Throughout the fitness industry, it is widely believed that performing certain body exercises will help you lose weight in certain areas of your body. For instance, doing a combination of different ab exercises will get you that six-pack you’ve always wanted. Countless personal coaches claim that doing their specific set of exercises can tone different parts of your body.
Unfortunately, most of these people are trying to sell you something. It has been conclusively proven that it is impossible to isolate specific muscles for definition. This means that an exercise that claims to work the upper pectoral will also work the lower pectoral and vice versa. There is no exercise that will work one area but leave every other area alone.
There are three different sections to your pectoral muscles that all need to be worked on in order to build a strong and sculpted chest.
Many who are looking to grow their chest can focus on isolated exercises that don’t move the shoulder blades. These movements may seem effective, but they actually neglect the most important muscle, the Pectoralis Minor. This muscle is responsible for stabilizing the shoulder blades and promoting fluid arm movement and range of motion.
On top of the pectoralis minor lays the Pectoralis Major. As mentioned above, this is the muscle that most weightlifters target when they want to grow their chest. It is responsible for moving arms in toward the body and rotating your elbows out.
The Serratus Anterior muscle is another that can be neglected by those who are only focusing on visible growth. It lies directly under the Pectoralis Major and is essential for stabilization and movement. It helps the Pectoralis Minor stabilize the shoulder blades during movement and holds the rib cage up so your lungs have more room to expand.
Knowing the anatomy of the human chest is important. However, most people think that knowing the different muscles means that you can learn different movements to isolate each one. This is an incorrect mindset and will do more harm than good to your body long-term.
The answer to the question of muscle isolation is a complicated one. The answer is both “yes” and “no”.
It’s been proven that you can perform certain exercises that only target one muscle group in your body such as your arms, chest, or buttocks. Performing these exercises repetitively over time will break down that muscle and build it back stronger and more toned, thus aesthetically growing the area.
While you can perform isolation exercises that target a specific muscle group, you cannot target specific muscles within that muscle group while neglecting the others. If you are doing an exercise that targets your Pectoralis Major, it is impossible for both the Pectoralis Minor and Serratus Anterior to not be activated to an equal or lesser degree.
The human body is a complex system of interconnected muscles that are all required to perform certain movements. While you can target specific muscle groups, you cannot turn specific muscles on and off within that group.Also read: Top 10 Business Intelligence Tools of 2021
We’ve learned that it is physically impossible to isolate the internal pectoral muscle for strength and growth. However, that doesn’t mean you can’t intentionally incorporate movements that target it as part of the larger pectoral muscle group. To do that, you need a combination of compound and isolation exercises.
Compound exercises are exercises that mimic realistic movements in everyday life and target entire muscle groups at one time. Squats, presses, deadlifts, and rows are all examples of compound exercises that strengthen entire muscle groups with one fluid motion.
Isolation exercises are exercises that are meant to target one specific muscle rather than an entire group. Bicep curls, Russian twists, and leg extensions are popular examples of isolation exercises. These exercises can be effective for aesthetics and strength training if integrated properly. For instance, focusing on chest workouts will build strength and increase your ability to do compound lifts like rows, overhead lifts, and presses.
However, isolation exercises can become dangerous if you focus on only one group while neglecting other areas. For instance, if you want to grow your upper body and only focus on your chest and arms, you may unintentionally neglect your core. This strength imbalance could lead to severe injuries and even permanent damage down the road.
The only way to target specific muscles within a muscle group is to find out what angle activates that muscle. Joints can only move in so many directions, but each of those directions requires a different muscle within that group. This means that, while you won’t be able to ONLY target that muscle, you can choose an exercise that puts stress on a specific muscle more than the rest in the muscle group.
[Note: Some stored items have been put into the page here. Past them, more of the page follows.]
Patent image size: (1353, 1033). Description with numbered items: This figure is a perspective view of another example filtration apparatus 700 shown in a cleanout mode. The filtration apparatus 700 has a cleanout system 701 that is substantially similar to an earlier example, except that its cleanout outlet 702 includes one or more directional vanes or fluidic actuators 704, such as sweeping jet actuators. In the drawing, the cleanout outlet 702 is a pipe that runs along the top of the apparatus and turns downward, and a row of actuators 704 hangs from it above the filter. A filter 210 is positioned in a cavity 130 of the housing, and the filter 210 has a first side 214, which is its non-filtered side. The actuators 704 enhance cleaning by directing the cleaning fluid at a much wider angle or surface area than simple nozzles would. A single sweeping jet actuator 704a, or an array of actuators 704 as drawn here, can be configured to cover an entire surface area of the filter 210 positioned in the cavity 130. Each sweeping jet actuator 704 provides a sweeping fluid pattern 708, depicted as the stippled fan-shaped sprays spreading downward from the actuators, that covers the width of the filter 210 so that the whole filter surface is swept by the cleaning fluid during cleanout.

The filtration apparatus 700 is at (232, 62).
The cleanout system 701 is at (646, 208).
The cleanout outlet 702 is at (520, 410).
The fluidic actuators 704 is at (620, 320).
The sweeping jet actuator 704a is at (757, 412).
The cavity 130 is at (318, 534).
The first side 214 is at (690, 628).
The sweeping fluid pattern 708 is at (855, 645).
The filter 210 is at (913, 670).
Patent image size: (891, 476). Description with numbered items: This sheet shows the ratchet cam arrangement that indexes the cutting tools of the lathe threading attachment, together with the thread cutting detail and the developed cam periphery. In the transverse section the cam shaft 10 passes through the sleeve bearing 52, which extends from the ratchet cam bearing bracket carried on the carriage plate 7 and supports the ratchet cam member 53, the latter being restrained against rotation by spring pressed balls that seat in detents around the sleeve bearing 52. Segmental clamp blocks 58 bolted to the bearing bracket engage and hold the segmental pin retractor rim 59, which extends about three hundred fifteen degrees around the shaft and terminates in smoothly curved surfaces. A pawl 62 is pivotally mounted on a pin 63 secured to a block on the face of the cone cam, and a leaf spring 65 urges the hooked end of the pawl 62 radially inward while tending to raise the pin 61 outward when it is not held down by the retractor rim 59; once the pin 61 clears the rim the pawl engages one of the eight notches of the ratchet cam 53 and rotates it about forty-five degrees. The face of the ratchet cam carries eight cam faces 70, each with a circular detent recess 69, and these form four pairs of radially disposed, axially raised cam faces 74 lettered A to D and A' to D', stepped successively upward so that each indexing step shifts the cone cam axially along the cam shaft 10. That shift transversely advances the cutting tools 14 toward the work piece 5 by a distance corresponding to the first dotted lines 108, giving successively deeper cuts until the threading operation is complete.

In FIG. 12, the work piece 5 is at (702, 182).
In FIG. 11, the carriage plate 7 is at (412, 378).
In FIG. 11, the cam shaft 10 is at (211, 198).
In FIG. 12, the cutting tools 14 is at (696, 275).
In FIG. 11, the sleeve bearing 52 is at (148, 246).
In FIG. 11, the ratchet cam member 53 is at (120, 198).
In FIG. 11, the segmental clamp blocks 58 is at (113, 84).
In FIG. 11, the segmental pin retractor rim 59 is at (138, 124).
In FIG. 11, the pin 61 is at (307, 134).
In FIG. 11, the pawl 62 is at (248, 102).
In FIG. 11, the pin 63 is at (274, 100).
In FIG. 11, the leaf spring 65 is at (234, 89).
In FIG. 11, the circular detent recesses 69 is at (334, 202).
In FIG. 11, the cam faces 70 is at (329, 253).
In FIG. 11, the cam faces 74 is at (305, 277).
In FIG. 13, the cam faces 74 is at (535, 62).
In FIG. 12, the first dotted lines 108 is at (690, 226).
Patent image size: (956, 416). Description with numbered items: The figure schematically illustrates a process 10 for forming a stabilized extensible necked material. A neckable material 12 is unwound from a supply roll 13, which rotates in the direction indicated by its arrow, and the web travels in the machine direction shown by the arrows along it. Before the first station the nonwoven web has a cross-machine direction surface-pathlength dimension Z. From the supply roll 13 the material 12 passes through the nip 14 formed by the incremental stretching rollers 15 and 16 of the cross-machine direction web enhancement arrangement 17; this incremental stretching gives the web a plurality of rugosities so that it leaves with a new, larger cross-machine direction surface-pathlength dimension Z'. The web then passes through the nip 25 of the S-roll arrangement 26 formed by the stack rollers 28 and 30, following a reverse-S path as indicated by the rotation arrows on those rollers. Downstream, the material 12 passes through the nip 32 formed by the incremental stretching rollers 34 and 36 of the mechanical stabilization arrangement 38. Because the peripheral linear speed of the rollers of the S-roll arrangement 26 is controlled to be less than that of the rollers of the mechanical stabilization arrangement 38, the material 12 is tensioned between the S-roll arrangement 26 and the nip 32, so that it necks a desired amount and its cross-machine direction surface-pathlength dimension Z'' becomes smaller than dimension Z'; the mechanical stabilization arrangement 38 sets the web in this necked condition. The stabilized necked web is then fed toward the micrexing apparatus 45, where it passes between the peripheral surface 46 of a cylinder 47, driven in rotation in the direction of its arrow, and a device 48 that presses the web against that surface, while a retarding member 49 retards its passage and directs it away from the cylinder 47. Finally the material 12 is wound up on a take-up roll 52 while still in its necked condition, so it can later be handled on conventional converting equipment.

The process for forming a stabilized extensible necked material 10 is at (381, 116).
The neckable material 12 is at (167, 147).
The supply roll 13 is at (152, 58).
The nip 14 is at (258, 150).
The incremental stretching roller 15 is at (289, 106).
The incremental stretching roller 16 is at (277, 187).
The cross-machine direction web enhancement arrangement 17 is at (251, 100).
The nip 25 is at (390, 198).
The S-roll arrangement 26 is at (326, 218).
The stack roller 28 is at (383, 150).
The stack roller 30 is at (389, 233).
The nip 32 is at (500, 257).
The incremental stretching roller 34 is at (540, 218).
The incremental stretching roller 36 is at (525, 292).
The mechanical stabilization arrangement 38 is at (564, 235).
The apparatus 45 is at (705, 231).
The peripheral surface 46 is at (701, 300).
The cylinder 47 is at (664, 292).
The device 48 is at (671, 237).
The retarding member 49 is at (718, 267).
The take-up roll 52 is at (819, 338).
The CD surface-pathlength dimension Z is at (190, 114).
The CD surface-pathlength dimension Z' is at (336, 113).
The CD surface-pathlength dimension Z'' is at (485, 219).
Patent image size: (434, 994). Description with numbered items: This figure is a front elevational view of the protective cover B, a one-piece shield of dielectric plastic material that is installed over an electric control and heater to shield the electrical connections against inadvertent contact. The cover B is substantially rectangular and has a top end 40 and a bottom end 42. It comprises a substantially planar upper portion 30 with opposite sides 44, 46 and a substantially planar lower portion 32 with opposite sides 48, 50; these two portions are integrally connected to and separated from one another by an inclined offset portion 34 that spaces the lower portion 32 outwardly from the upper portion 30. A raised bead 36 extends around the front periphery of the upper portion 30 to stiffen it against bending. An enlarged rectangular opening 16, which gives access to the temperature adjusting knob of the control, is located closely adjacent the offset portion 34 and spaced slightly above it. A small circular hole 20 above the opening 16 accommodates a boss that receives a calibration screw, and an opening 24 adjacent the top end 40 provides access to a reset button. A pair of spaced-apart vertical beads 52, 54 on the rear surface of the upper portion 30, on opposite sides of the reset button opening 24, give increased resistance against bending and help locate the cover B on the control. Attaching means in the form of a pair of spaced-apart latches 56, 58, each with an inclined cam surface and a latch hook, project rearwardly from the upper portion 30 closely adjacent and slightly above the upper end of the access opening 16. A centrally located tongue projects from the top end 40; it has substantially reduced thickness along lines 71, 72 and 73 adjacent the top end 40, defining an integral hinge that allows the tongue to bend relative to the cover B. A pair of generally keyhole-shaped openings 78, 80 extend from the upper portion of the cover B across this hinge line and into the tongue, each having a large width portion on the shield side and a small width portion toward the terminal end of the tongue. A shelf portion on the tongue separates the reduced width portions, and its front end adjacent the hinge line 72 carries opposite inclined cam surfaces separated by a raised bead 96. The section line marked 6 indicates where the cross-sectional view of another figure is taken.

For instance, overhead presses will target your Pectoralis Minor and Serratus Anterior more than your Pectoralis Major. On the other hand, bench presses will activate your Pectoralis Major more than your Serratus Anterior.
Combining functional fitness with your aesthetic goals is a journey that can sometimes take a lifetime. The key is being intentional about becoming familiar with your body and how it moves. If you prioritize overall strength, power, and flexibility, the aesthetics will begin to show naturally.
If you are trying to grow your pectoral muscles and are frustrated because you aren’t seeing the results you want, try changing your perspective. Isolation exercises will only show results if you combine them with compound exercises that increase overall strength and stability.
The primary reason for exercise is to keep your body strong and healthy as you age. Without that mindset, it can be very difficult to remain consistent enough to achieve your aesthetic goals. However, once you have that solid foundation, you will find it that much easier to stay healthy and strong.